– I wreszcie papież się przyznał. Ja od chwili wyboru Jego Świętobliwości Franciszka I mówiłem, że jest to podejrzany lewicowiec – powiedział Janusz Korwin-Mikke w swoim najnowszym nagraniu na YouTubie.
Janusz Korwin-Mikke uważa, że papież Franciszek „szykuje zgubę Kościoła Katolickiego”. – Wreszcie Jego Świętobliwość Franciszek I się przyznał, że jest komunistą, no i Jezus też jest pierwszym komunistą – powiedział wolnościowy polityk, odnosząc się do wywiadu, którego Ojciec Święty udzielił dla America Magazine, czasopisma wydawanego przez jezuitów w Stanach Zjednoczonych.

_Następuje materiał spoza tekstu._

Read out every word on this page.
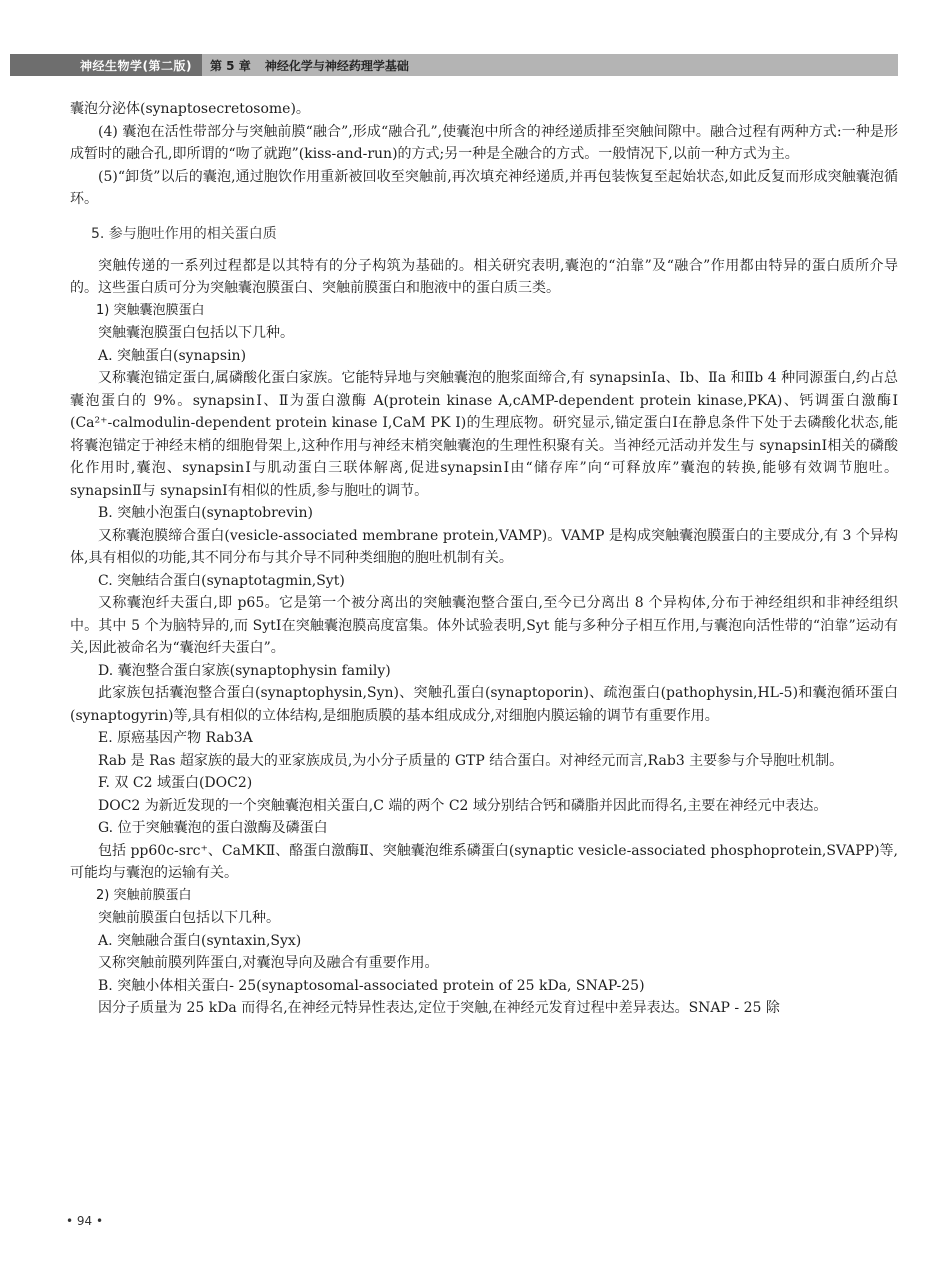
神经生物学(第二版)	第 5 章 神经化学与神经药理学基础

囊泡分泌体(synaptosecretosome)。

(4) 囊泡在活性带部分与突触前膜“融合”,形成“融合孔”,使囊泡中所含的神经递质排至突触间隙中。融合过程有两种方式:一种是形成暂时的融合孔,即所谓的“吻了就跑”(kiss-and-run)的方式;另一种是全融合的方式。一般情况下,以前一种方式为主。

(5)“卸货”以后的囊泡,通过胞饮作用重新被回收至突触前,再次填充神经递质,并再包装恢复至起始状态,如此反复而形成突触囊泡循环。

5. 参与胞吐作用的相关蛋白质

突触传递的一系列过程都是以其特有的分子构筑为基础的。相关研究表明,囊泡的“泊靠”及“融合”作用都由特异的蛋白质所介导的。这些蛋白质可分为突触囊泡膜蛋白、突触前膜蛋白和胞液中的蛋白质三类。

1) 突触囊泡膜蛋白

突触囊泡膜蛋白包括以下几种。

A. 突触蛋白(synapsin)

又称囊泡锚定蛋白,属磷酸化蛋白家族。它能特异地与突触囊泡的胞浆面缔合,有 synapsinⅠa、Ⅰb、Ⅱa 和Ⅱb 4 种同源蛋白,约占总囊泡蛋白的 9%。synapsinⅠ、Ⅱ为蛋白激酶 A(protein kinase A,cAMP-dependent protein kinase,PKA)、钙调蛋白激酶Ⅰ (Ca²⁺-calmodulin-dependent protein kinase I,CaM PK I)的生理底物。研究显示,锚定蛋白Ⅰ在静息条件下处于去磷酸化状态,能将囊泡锚定于神经末梢的细胞骨架上,这种作用与神经末梢突触囊泡的生理性积聚有关。当神经元活动并发生与 synapsinⅠ相关的磷酸化作用时,囊泡、synapsinⅠ与肌动蛋白三联体解离,促进synapsinⅠ由“储存库”向“可释放库”囊泡的转换,能够有效调节胞吐。synapsinⅡ与 synapsinⅠ有相似的性质,参与胞吐的调节。

B. 突触小泡蛋白(synaptobrevin)

又称囊泡膜缔合蛋白(vesicle-associated membrane protein,VAMP)。VAMP 是构成突触囊泡膜蛋白的主要成分,有 3 个异构体,具有相似的功能,其不同分布与其介导不同种类细胞的胞吐机制有关。

C. 突触结合蛋白(synaptotagmin,Syt)

又称囊泡纤夫蛋白,即 p65。它是第一个被分离出的突触囊泡整合蛋白,至今已分离出 8 个异构体,分布于神经组织和非神经组织中。其中 5 个为脑特异的,而 SytⅠ在突触囊泡膜高度富集。体外试验表明,Syt 能与多种分子相互作用,与囊泡向活性带的“泊靠”运动有关,因此被命名为“囊泡纤夫蛋白”。

D. 囊泡整合蛋白家族(synaptophysin family)

此家族包括囊泡整合蛋白(synaptophysin,Syn)、突触孔蛋白(synaptoporin)、疏泡蛋白(pathophysin,HL-5)和囊泡循环蛋白(synaptogyrin)等,具有相似的立体结构,是细胞质膜的基本组成成分,对细胞内膜运输的调节有重要作用。

E. 原癌基因产物 Rab3A

Rab 是 Ras 超家族的最大的亚家族成员,为小分子质量的 GTP 结合蛋白。对神经元而言,Rab3 主要参与介导胞吐机制。

F. 双 C2 域蛋白(DOC2)

DOC2 为新近发现的一个突触囊泡相关蛋白,C 端的两个 C2 域分别结合钙和磷脂并因此而得名,主要在神经元中表达。

G. 位于突触囊泡的蛋白激酶及磷蛋白

包括 pp60c-src⁺、CaMKⅡ、酪蛋白激酶Ⅱ、突触囊泡维系磷蛋白(synaptic vesicle-associated phosphoprotein,SVAPP)等,可能均与囊泡的运输有关。

2) 突触前膜蛋白

突触前膜蛋白包括以下几种。

A. 突触融合蛋白(syntaxin,Syx)

又称突触前膜列阵蛋白,对囊泡导向及融合有重要作用。

B. 突触小体相关蛋白- 25(synaptosomal-associated protein of 25 kDa, SNAP-25)

因分子质量为 25 kDa 而得名,在神经元特异性表达,定位于突触,在神经元发育过程中差异表达。SNAP - 25 除

• 94 •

Czytaj więcej: Herezja? Papież Franciszek: Jestem komunistą i był nim też Jezus
Korwin-Mikke zauważa, że są to stare hasła socjalistycznej i komunistycznej. propagandy. – Dlaczego byłem od początku przekonany, że Franciszek I jest komunistą? Z uwagi na jego tezy, które wygłaszał, jak jeszcze nie był papieżem – powiedział konserwatywny liberał.

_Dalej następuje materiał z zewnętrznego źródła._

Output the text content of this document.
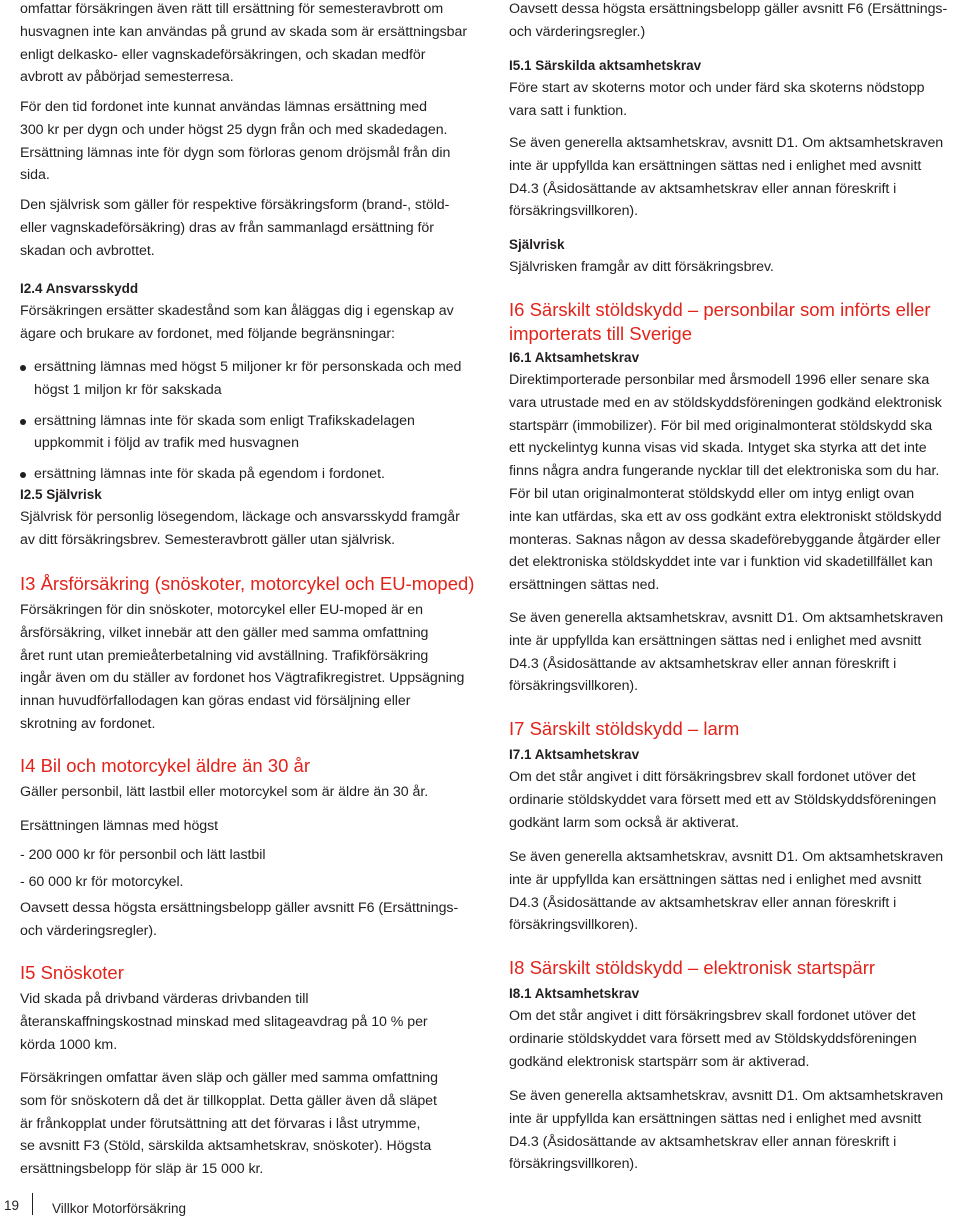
omfattar försäkringen även rätt till ersättning för semesteravbrott om
husvagnen inte kan användas på grund av skada som är ersättningsbar
enligt delkasko- eller vagnskadeförsäkringen, och skadan medför
avbrott av påbörjad semesterresa.

För den tid fordonet inte kunnat användas lämnas ersättning med
300 kr per dygn och under högst 25 dygn från och med skadedagen.
Ersättning lämnas inte för dygn som förloras genom dröjsmål från din
sida.

Den självrisk som gäller för respektive försäkringsform (brand-, stöld-
eller vagnskadeförsäkring) dras av från sammanlagd ersättning för
skadan och avbrottet.

I2.4 Ansvarsskydd

Försäkringen ersätter skadestånd som kan åläggas dig i egenskap av
ägare och brukare av fordonet, med följande begränsningar:

ersättning lämnas med högst 5 miljoner kr för personskada och med
högst 1 miljon kr för sakskada
ersättning lämnas inte för skada som enligt Trafikskadelagen
uppkommit i följd av trafik med husvagnen
ersättning lämnas inte för skada på egendom i fordonet.
I2.5 Självrisk

Självrisk för personlig lösegendom, läckage och ansvarsskydd framgår
av ditt försäkringsbrev. Semesteravbrott gäller utan självrisk.

I3 Årsförsäkring (snöskoter, motorcykel och EU-moped)

Försäkringen för din snöskoter, motorcykel eller EU-moped är en
årsförsäkring, vilket innebär att den gäller med samma omfattning
året runt utan premieåterbetalning vid avställning. Trafikförsäkring
ingår även om du ställer av fordonet hos Vägtrafikregistret. Uppsägning
innan huvudförfallodagen kan göras endast vid försäljning eller
skrotning av fordonet.

I4 Bil och motorcykel äldre än 30 år

Gäller personbil, lätt lastbil eller motorcykel som är äldre än 30 år.

Ersättningen lämnas med högst

- 200 000 kr för personbil och lätt lastbil

- 60 000 kr för motorcykel.

Oavsett dessa högsta ersättningsbelopp gäller avsnitt F6 (Ersättnings-
och värderingsregler).

I5 Snöskoter

Vid skada på drivband värderas drivbanden till
återanskaffningskostnad minskad med slitageavdrag på 10 % per
körda 1000 km.

Försäkringen omfattar även släp och gäller med samma omfattning
som för snöskotern då det är tillkopplat. Detta gäller även då släpet
är frånkopplat under förutsättning att det förvaras i låst utrymme,
se avsnitt F3 (Stöld, särskilda aktsamhetskrav, snöskoter). Högsta
ersättningsbelopp för släp är 15 000 kr.

Oavsett dessa högsta ersättningsbelopp gäller avsnitt F6 (Ersättnings-
och värderingsregler.)

I5.1 Särskilda aktsamhetskrav

Före start av skoterns motor och under färd ska skoterns nödstopp
vara satt i funktion.

Se även generella aktsamhetskrav, avsnitt D1. Om aktsamhetskraven
inte är uppfyllda kan ersättningen sättas ned i enlighet med avsnitt
D4.3 (Åsidosättande av aktsamhetskrav eller annan föreskrift i
försäkringsvillkoren).

Självrisk

Självrisken framgår av ditt försäkringsbrev.

I6 Särskilt stöldskydd – personbilar som införts eller
importerats till Sverige
I6.1 Aktsamhetskrav

Direktimporterade personbilar med årsmodell 1996 eller senare ska
vara utrustade med en av stöldskyddsföreningen godkänd elektronisk
startspärr (immobilizer). För bil med originalmonterat stöldskydd ska
ett nyckelintyg kunna visas vid skada. Intyget ska styrka att det inte
finns några andra fungerande nycklar till det elektroniska som du har.
För bil utan originalmonterat stöldskydd eller om intyg enligt ovan
inte kan utfärdas, ska ett av oss godkänt extra elektroniskt stöldskydd
monteras. Saknas någon av dessa skadeförebyggande åtgärder eller
det elektroniska stöldskyddet inte var i funktion vid skadetillfället kan
ersättningen sättas ned.

Se även generella aktsamhetskrav, avsnitt D1. Om aktsamhetskraven
inte är uppfyllda kan ersättningen sättas ned i enlighet med avsnitt
D4.3 (Åsidosättande av aktsamhetskrav eller annan föreskrift i
försäkringsvillkoren).

I7 Särskilt stöldskydd – larm
I7.1 Aktsamhetskrav

Om det står angivet i ditt försäkringsbrev skall fordonet utöver det
ordinarie stöldskyddet vara försett med ett av Stöldskyddsföreningen
godkänt larm som också är aktiverat.

Se även generella aktsamhetskrav, avsnitt D1. Om aktsamhetskraven
inte är uppfyllda kan ersättningen sättas ned i enlighet med avsnitt
D4.3 (Åsidosättande av aktsamhetskrav eller annan föreskrift i
försäkringsvillkoren).

I8 Särskilt stöldskydd – elektronisk startspärr
I8.1 Aktsamhetskrav

Om det står angivet i ditt försäkringsbrev skall fordonet utöver det
ordinarie stöldskyddet vara försett med av Stöldskyddsföreningen
godkänd elektronisk startspärr som är aktiverad.

Se även generella aktsamhetskrav, avsnitt D1. Om aktsamhetskraven
inte är uppfyllda kan ersättningen sättas ned i enlighet med avsnitt
D4.3 (Åsidosättande av aktsamhetskrav eller annan föreskrift i
försäkringsvillkoren).

19 Villkor Motorförsäkring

Korwin-Mikke miał takie podejrzenia również „ze względu na historię zakonu jezuitów”. – 20 lat temu czy 30 napisałem, ze zakon jezuicki jest zakonem komunistycznym – przypomniał polityk.

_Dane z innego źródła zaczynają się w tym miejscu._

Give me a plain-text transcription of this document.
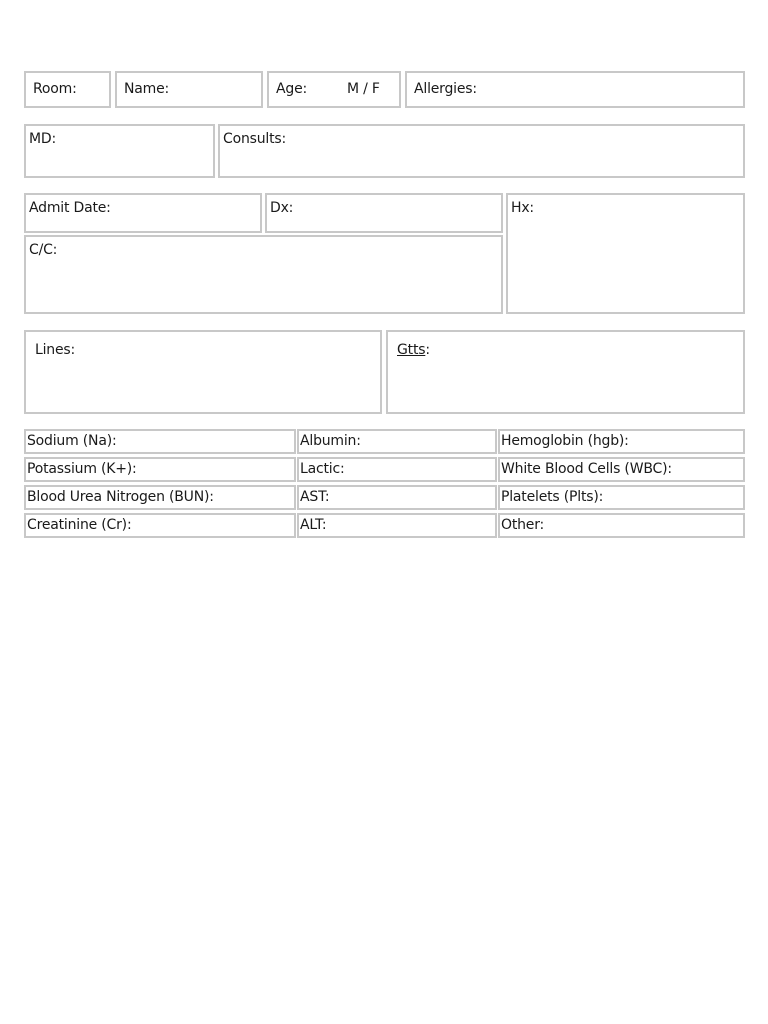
Room:	Name:	Age:	M / F Allergies:
MD:	Consults:
Admit Date:	Dx:	Hx:
C/C:
Lines:	Gtts:
Sodium (Na):	Albumin:	Hemoglobin (hgb):
Potassium (K+):	Lactic:	White Blood Cells (WBC):
Blood Urea Nitrogen (BUN):	AST:	Platelets (Plts):
Creatinine (Cr):	ALT:	Other:
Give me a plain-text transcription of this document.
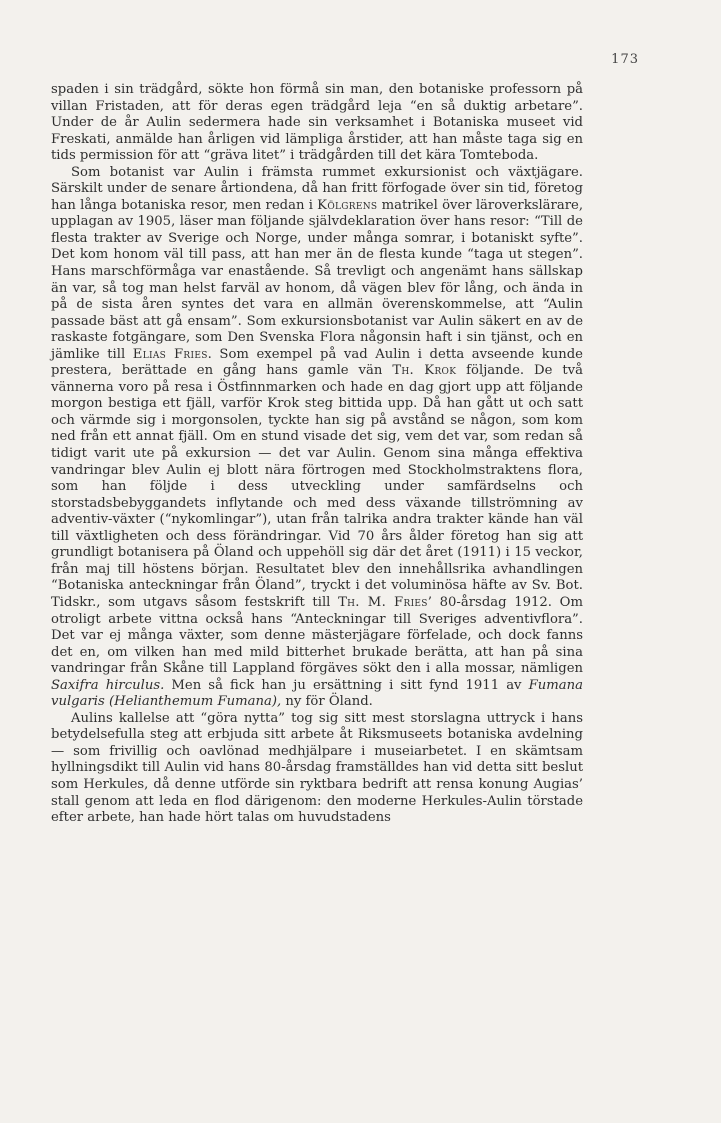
173

spaden i sin trädgård, sökte hon förmå sin man, den botaniske professorn på villan Fristaden, att för deras egen trädgård leja “en så duktig arbetare”. Under de år Aulin sedermera hade sin verksamhet i Botaniska museet vid Freskati, anmälde han årligen vid lämpliga årstider, att han måste taga sig en tids permission för att “gräva litet” i trädgården till det kära Tomteboda.

Som botanist var Aulin i främsta rummet exkursionist och växtjägare. Särskilt under de senare årtiondena, då han fritt förfogade över sin tid, företog han långa botaniska resor, men redan i Kölgrens matrikel över läroverkslärare, upplagan av 1905, läser man följande självdeklaration över hans resor: “Till de flesta trakter av Sverige och Norge, under många somrar, i botaniskt syfte”. Det kom honom väl till pass, att han mer än de flesta kunde “taga ut stegen”. Hans marschförmåga var enastående. Så trevligt och angenämt hans sällskap än var, så tog man helst farväl av honom, då vägen blev för lång, och ända in på de sista åren syntes det vara en allmän överenskommelse, att “Aulin passade bäst att gå ensam”. Som exkursionsbotanist var Aulin säkert en av de raskaste fotgängare, som Den Svenska Flora någonsin haft i sin tjänst, och en jämlike till Elias Fries. Som exempel på vad Aulin i detta avseende kunde prestera, berättade en gång hans gamle vän Th. Krok följande. De två vännerna voro på resa i Östfinnmarken och hade en dag gjort upp att följande morgon bestiga ett fjäll, varför Krok steg bittida upp. Då han gått ut och satt och värmde sig i morgonsolen, tyckte han sig på avstånd se någon, som kom ned från ett annat fjäll. Om en stund visade det sig, vem det var, som redan så tidigt varit ute på exkursion — det var Aulin. Genom sina många effektiva vandringar blev Aulin ej blott nära förtrogen med Stockholmstraktens flora, som han följde i dess utveckling under samfärdselns och storstadsbebyggandets inflytande och med dess växande tillströmning av adventiv-växter (“nykomlingar”), utan från talrika andra trakter kände han väl till växtligheten och dess förändringar. Vid 70 års ålder företog han sig att grundligt botanisera på Öland och uppehöll sig där det året (1911) i 15 veckor, från maj till höstens början. Resultatet blev den innehållsrika avhandlingen “Botaniska anteckningar från Öland”, tryckt i det voluminösa häfte av Sv. Bot. Tidskr., som utgavs såsom festskrift till Th. M. Fries’ 80-årsdag 1912. Om otroligt arbete vittna också hans “Anteckningar till Sveriges adventivflora”. Det var ej många växter, som denne mästerjägare förfelade, och dock fanns det en, om vilken han med mild bitterhet brukade berätta, att han på sina vandringar från Skåne till Lappland förgäves sökt den i alla mossar, nämligen Saxifra hirculus. Men så fick han ju ersättning i sitt fynd 1911 av Fumana vulgaris (Helianthemum Fumana), ny för Öland.

Aulins kallelse att “göra nytta” tog sig sitt mest storslagna uttryck i hans betydelsefulla steg att erbjuda sitt arbete åt Riksmuseets botaniska avdelning — som frivillig och oavlönad medhjälpare i museiarbetet. I en skämtsam hyllningsdikt till Aulin vid hans 80-årsdag framställdes han vid detta sitt beslut som Herkules, då denne utförde sin ryktbara bedrift att rensa konung Augias’ stall genom att leda en flod därigenom: den moderne Herkules-Aulin törstade efter arbete, han hade hört talas om huvudstadens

– Zakon jezuitów zawsze był, że tak powiem, postępowy, czyli lewicowy w dzisiejszym pojęciu, i wielokrotnie był rozwiązywany przez różnych monarchów właśnie za głoszenie komunizmu – powiedział Janusz Korwin-Mikke.
Polityk twierdzi, że jezuici zakładając redukcje misyjne w Paragwaju, tworzyli je zgodnie z myślą komunistyczną. – Co ciekawe – Indianie to w ogóle polubili – uważa wolnościowiec.
– Jak widać – dla umysłów prymitywnych, jak prymitywni Indianie, komunizm jest ustrojem idealnie dobranym – powiedział Korwin-Mikke.
Zdaniem polityka dla Europejczycy jednak różnią się od Indian i „już w wieku XVIII nie dawali sobie wmówić, że komunizm jest czymś dobrym”.
– Co jest bardzo fascynujące i do dzisiaj niewyjaśnione, to jest to, w jaki sposób jezuitom udało się wprowadzić go [Franciszka] na Tron Piotrowy. Jakim cudem udało się po raz pierwszy chyba w historii usunąć legalnie wybranego papieża, co więcej on se żyje nadal, ale już nie jest papieżem, a tutaj szarogęsi się komunista na tronie. Jak to się stało? – zastanawia się konserwatywny liberał.
Janusz Korwin-Mikke zauważa, że były słuchy „o szantażach, o pedofilii, o lawendowej mafii”, ale tak naprawdę nie wiadomo, jak to było naprawdę.